Çantasından anahtarını çıkarttı ve eli titreyerek kapıyı açtı. Adeta anahtar onu evine kavuşturmak için sabırsızlanıyordu. Tanıdık ses eşliğinde açılan kapıdan anahtarı çıkarttı. Anahtar hemencecik delikten çıkmıştı. Şimdiden başka bir kavuşmayı arzu ediyordu sanki. Çantaya girdiğine üzülmüyordu.
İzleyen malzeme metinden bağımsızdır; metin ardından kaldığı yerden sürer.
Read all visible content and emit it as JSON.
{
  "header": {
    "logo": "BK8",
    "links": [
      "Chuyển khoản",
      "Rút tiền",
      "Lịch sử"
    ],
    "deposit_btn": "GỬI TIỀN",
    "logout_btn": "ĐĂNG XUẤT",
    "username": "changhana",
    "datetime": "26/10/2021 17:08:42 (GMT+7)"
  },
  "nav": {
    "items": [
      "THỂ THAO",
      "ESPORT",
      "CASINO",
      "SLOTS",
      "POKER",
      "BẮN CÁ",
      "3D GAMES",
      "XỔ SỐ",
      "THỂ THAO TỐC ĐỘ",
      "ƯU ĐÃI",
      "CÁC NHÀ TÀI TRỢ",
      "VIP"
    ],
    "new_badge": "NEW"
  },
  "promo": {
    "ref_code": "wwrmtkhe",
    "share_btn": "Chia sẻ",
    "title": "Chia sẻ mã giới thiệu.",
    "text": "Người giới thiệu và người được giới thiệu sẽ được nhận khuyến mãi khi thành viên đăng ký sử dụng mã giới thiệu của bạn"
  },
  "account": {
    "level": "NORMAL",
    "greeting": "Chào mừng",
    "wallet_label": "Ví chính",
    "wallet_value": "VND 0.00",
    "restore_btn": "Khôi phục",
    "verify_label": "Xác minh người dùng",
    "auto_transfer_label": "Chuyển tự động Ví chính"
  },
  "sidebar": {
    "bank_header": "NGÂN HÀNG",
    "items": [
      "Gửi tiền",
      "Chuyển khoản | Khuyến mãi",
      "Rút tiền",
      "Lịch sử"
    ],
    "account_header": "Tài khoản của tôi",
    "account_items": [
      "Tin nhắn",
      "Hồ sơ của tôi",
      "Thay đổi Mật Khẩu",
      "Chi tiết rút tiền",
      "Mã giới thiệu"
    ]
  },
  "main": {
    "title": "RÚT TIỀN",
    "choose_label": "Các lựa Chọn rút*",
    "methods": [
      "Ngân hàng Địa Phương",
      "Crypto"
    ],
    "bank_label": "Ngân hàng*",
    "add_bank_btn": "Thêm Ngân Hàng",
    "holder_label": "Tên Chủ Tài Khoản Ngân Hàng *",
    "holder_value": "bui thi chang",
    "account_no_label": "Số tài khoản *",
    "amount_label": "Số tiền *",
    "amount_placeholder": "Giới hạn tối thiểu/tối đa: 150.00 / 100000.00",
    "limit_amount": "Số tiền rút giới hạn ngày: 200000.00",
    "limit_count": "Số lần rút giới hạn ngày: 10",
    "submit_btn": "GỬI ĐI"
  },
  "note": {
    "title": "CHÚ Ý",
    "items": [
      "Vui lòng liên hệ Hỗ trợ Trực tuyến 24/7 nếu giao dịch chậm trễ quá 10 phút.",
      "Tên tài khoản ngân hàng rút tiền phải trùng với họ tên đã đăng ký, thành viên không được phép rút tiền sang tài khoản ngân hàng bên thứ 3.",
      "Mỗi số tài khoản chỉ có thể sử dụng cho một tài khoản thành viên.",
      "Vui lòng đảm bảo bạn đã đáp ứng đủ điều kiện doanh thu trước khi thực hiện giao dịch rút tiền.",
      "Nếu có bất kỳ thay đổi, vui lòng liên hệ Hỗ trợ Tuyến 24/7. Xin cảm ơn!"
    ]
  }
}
Ayaklarını paspasa koyarak içeri girdi. Ayakkabılarını orada bırakarak çıkarttı ve vakit geçirmeden onları yerlerine, ayakkabılığa benzer küçük rafa koydu. İki raflı mobilyanın üst rafından terliğini alıp ayaklarına giydi. Kapıyı yumuşakça kapattı sonra. Artık sığınağındaydı. Şarkı söylemeye başladı. Ve konuşmaya. Yaşadıklarını evinin değişen havasıyla, onu gördüğünde gerinen ve hafifçe yumuşayan duvarlarıyla paylaşmaya başladı. Etrafında insan olmadığından değildi. Epey arkadaşı vardı. Yine de evi özeldi. Ona her şeyi anlatabilirdi. Orada geçirdiği zaman eşsizdi.
Konuşurken bir yandan da banyoya uğradı, elini yıkadı, evde giydiği kıyafetlerini üzerine geçirdi ve yemek yapmaya başladı. Mutfak da sevinmişti onu gördüğüne, biliyordu.
Bu eve birkaç ay önce taşınmıştı. Her ay kira veriyordu. Yine de evin her karışının, hiçbir zaman dokunamayacağı tavanının bile kendisini sevdiğini, kabullendiğini hissediyordu. Oysa evdeki hiçbir sabit eşya onun değildi. Aslında, sadece birkaç kat kıyafetle oraya yerleşmiş, evi eşyalarıyla kiralamak zorunda kalmıştı. Yine de her bir eşya da onu sevmiş, üzerine oturduğu kanepe hemen kokusunu içine sindirivermişti.